Many large corporations talk of transforming themselves to embrace open innovation, and opening up to external ideas. But grand strategic statements and new corporate PowerPoint slides do not change the capabilities of an organisation. The implementation of a more open approach rests also on the development of specific skills among individual employees. Research has identified what some of these skills are, and shown that these can be internally developed or accessed via various intermediary organisations. Much of this research on open innovation has focused on the ways in which corporations - predominantly large multinationals - have transformed themselves, or are attempting to do so. However, there is much less discussion on the ways in which one particular type of open innovation partner - universities - also need to develop new capabilities.

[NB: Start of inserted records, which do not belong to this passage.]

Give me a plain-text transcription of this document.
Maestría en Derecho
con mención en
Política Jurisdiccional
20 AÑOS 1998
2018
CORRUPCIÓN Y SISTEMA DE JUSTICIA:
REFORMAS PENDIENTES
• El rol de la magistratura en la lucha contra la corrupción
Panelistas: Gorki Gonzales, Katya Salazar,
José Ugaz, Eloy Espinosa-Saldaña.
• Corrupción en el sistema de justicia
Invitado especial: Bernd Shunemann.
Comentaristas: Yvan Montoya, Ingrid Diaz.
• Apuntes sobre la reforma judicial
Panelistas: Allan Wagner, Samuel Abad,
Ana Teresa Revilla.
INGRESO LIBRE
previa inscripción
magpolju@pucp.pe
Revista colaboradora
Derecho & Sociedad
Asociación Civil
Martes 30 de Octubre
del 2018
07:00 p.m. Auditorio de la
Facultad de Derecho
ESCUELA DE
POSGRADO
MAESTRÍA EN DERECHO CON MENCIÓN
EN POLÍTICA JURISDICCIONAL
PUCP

Since the late 1990s, UK universities have been explicitly encouraged - and funded - by the Government to develop their 'third missions', i.e. adding 'application' to their traditional two missions of teaching and research. Public funding for universities is now explicitly linked, in part, to their ability to demonstrate the 'impact' of their research activities. One way of helping ensure that research is more impactful is through the engagement of corporate partners throughout the research process, as funders, collaborators and end-users. Or, to put it another way, universities are now positioning themselves as open innovation partners for corporations.
Many universities have set up dedicated groups to help smooth interactions with industry partners, but what has received much less attention is the need to help academics themselves develop the skills needed to identify, negotiate, setup and manage projects that deliver mutual benefit. Though there is an essential role to be played by university research offices, technology transfer, and corporate liaison offices, as successful technology entrepreneurs know, engaging with customers is something that everyone in the organisation needs to be good at. Recognising this, Cambridge University Computer Lab and the Engineering Department recently ran a workshop to help academics develop their skills for
setting up industrial collaborations.
The workshop was delivered by a former Cambridge Engineering Department researcher, who has gone on to run several successful manufacturing and service businesses across Europe: getting an engineer to run the workshop helped avoid some of the Dilbert-esque concerns that might have turned-off potential attendees. 38 academics from across the School of Technology signed up
to spend a day learning about the process of identifying and working with
potential commercial partners to develop collaborative research activities. Basic negotiation and sales skills were
introduced, and delegates then spent the bulk of the day practicing these
skills through the delivery of elevator pitches and the series of structured role-plays.
One workshop alone will not make a huge difference to the culture and operations of a university. But by showing how partnerships with industry can result in the identification and resourcing of relevant and exciting research topics, and giving people the skills to develop such partnerships, events like this are an important step in the development of universities as useful open innovation partners.